Do Advisors Need Consent for Marketing Emails?

Federal regulations require advisors and other businesses to obtain consent to add someone to their email list. You must also allow your recipients to opt out of receiving email messages and honor opt-out requests promptly.

Can Financial Advisors Cold Email?

Financial advisors can send cold emails if they receive consent from the recipients to send messages first. Cold emailing prospects can be a great way to break the ice and introduce yourself. Just keep in mind that if a recipient asks to opt out, you must honor their request.

Bottom Line

As you're emailing clients, it's important to follow SEC email compliance rules.

Building an email list can help you stay connected with current clients and warm up prospects. Making sure your messages are compliant is important for staying on the right side of SEC rules.

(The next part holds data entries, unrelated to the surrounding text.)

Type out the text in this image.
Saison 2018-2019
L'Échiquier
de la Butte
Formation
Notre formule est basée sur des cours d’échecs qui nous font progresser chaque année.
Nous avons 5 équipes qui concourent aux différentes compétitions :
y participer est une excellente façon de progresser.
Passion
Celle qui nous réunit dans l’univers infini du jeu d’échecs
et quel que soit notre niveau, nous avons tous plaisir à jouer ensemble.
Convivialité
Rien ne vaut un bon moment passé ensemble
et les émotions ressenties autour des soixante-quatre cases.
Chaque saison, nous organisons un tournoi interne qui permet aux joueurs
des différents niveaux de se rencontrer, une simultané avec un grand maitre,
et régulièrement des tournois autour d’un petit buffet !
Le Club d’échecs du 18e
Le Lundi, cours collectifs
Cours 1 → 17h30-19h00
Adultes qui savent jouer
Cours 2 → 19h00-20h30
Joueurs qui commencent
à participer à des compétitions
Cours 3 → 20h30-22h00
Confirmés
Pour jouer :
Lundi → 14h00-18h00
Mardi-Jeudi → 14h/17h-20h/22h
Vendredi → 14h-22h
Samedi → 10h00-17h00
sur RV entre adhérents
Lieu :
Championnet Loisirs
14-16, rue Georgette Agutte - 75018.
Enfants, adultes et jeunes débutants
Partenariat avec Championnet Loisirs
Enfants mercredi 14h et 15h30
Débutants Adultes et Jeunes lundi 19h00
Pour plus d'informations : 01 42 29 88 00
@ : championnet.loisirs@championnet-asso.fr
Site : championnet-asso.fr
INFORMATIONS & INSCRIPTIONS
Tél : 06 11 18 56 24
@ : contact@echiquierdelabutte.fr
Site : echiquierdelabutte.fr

Tips for Growing Your Advisory Business

  • Email marketing can be time-consuming and there are easier ways to reach out to prospects if you’re trying to grow your business. Partnering with an advisor marketing platform like SmartAsset AMP can help you connect with leads while leaving you free to serve your clients. Schedule a free demo to learn how to leverage it for your business.
  • Compliance rules extend to other aspects of your marketing. For example, if you’re promoting your business on social media or collaborating with financial influencers, you must make appropriate disclosures and you can’t make false or misleading statements. Your advisor website must also be compliant if you’re incorporating testimonials or sharing information about your products and services.